Ci sono tanti modi di affrontare una crisi economica. Rahm Emanuel, ex chief of staff del presidente Obama raccomandava di non sprecare una crisi invano, cioè navigandola senza cogliere le opportunità di riforma e catarsi collettiva che i rallentamenti ciclici offrono.
Secondo me al nostro Paese questa crisi ne offre parecchi di spunti da cui partire per riformare la sua struttura industriale ed economica. Bisognerebbe però non sottovalutare che lo stratagemma del "muddle through", ossia di vivacchiare sperando che l'alta marea, cioè la ripresa globale, risollevi tutte le barche, comprese le carrette del mare.

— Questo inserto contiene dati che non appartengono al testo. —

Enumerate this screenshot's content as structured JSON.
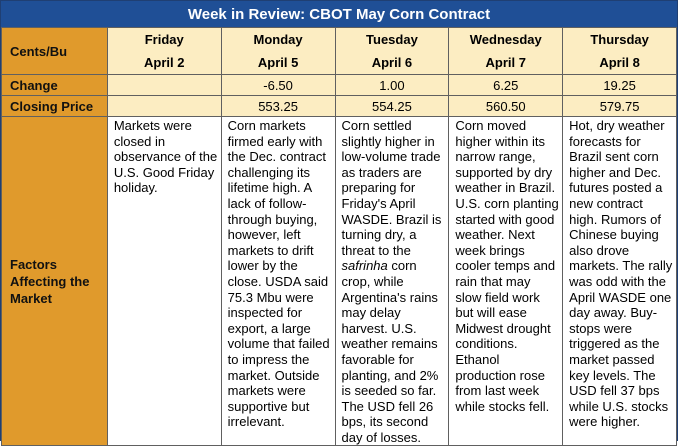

Che le nostre difficoltà siano di un ordine di grandezza particolare emerge da una lettura anche solo superficiale delle statistiche internazionali. La scorsa settimana il World Economic Outlook dell'IMF ha pubblicato una tabella che mostra come nel decennio 1992-2001 l'economia italiana crebbe in media dell'1.6% all'anno, nettamente meno che le altre maggiori economie europee (Ger, Fra, Spa, UK). Non solo, la somma algebrica bruta delle variazioni percentuali annue di questi Paesi dal 2002 al 2010 (previsione) rende 7.5% per la Germania, 10.4% per la Francia, ben 17.2% per la Spagna e un eloquente 0.9% per l'Italia.
Siamo tutti convinti che le variazioni del PIL siano un indicatore imperfetto della capacità di un'economia di generare benessere. Ma fino a quando non troverò una misura meno imperfetta, ho l'impressione che questi pochi semplici numeri diano una fotografia fin troppo nitida delle nostre debolezze. Strutturali.